Sénégal: les conservateurs religieux se lancent dans la production tv pour contrer "les séries dépravées"

Mame Matar Gueye, vice-président de l'ONG islamique "Jamra".

Mame Matar Gueye, vice-président de l'ONG islamique Jamra.. DR

Le 05/09/2020 à 10h04, mis à jour le 05/09/2020 à 20h16

Afin de contrer le succès de séries télévisuelles locales qui ont réussi à détrôner les productions brésiliennes et mexicaines et même à s’exporter, les conservateurs sénégalais projettent de lancer leurs propres feuilletons. Un pari qui n’est pas gagné d’avance.

"Maîtresse d’un homme marié", "infidèle", "Golden", "Pod et Marichou"... Depuis quelques années, ces séries sénégalaises, qui captivent par leur audace, cartonnent, non seulement sur les chaînes de télévision du pays, mais également partout ailleurs en Afrique francophone.

Or, pour les religieux et autres membres de la société civile conservatrice, cette audace est synonyme de dépravation.

L’ONG Jamra, proche du milieu conservateur et puritain sénégalais, a décidé d'agir. Elle a récemment obtenu que la série "Infidèle" soit interdite aux moins de 16 ans, mais elle veut maintenant se lancer dans la production de séries concurrentes, fondées sur les valeurs traditionnelles sénégalaises.

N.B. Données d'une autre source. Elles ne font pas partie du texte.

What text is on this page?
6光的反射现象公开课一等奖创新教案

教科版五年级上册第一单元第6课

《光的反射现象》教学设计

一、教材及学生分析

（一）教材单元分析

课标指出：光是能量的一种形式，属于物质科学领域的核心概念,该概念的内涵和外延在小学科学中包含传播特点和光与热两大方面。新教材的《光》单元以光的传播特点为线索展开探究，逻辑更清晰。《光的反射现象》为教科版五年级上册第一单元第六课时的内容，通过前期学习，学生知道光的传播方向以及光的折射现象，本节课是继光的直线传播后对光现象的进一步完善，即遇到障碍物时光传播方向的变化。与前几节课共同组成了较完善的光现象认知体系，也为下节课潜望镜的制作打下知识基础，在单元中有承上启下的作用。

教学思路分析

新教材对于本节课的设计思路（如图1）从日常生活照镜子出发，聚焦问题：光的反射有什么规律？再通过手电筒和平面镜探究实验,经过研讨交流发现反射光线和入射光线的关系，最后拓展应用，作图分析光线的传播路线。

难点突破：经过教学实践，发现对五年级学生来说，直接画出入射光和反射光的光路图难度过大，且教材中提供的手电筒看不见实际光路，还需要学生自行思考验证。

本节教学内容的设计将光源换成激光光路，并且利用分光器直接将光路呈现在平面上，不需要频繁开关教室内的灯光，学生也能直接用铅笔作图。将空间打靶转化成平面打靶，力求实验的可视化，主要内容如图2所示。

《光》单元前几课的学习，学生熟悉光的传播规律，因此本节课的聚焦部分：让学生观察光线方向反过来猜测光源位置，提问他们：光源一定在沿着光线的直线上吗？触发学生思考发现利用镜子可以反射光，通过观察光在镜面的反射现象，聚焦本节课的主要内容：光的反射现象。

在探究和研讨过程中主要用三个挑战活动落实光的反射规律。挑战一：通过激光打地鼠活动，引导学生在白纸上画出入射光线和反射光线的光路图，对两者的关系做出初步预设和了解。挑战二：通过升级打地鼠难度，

"Teguine", qui signifie littéralement "Valeurs", est le nom de la production que compte lancer Jamra en collaboration avec l’association "Baytoul Atfal" (la "Maison des enfants").

L’objectif est de porter à l'écran une série qui soit visible par tous les membres de la famille, quel que soit leur âge. Selon ses promoteurs, le fait d’interdire un programme aux moins de 12 ans ou aux moins de 16 ans ne suffit pas, dans la mesure où il n'y a qu'une télévision par foyer et que de ce fait, tous les membres de la famille ont accès au même programme en même temps.

Par ailleurs, les membres de Jamra entendent transmettre aux jeunes générations l’essence même des traditions du pays, à la différence des séries à succès qu'ils considèrent comme de pâles copies de la modernité occidentale.

Evidemment, le pari des conservateurs n’est pas gagné d’avance, notamment faute de subsides. En effet, si les séries sénégalaises cartonnent, c’est en partie grâce aux moyens techniques et humains que leur assure une machine financière bien huilée. En l’absence de toute politique de soutien ou de subvention gouvernementale, elles sont financées par la publicité de produits de grande consommation.

Les religieux devront eux aussi trouver de quoi payer les salaires et mettre en place leurs propres studios faute de vouloir utiliser ceux qu'ils jugent "dépravés". Plus facile à dire qu’à faire.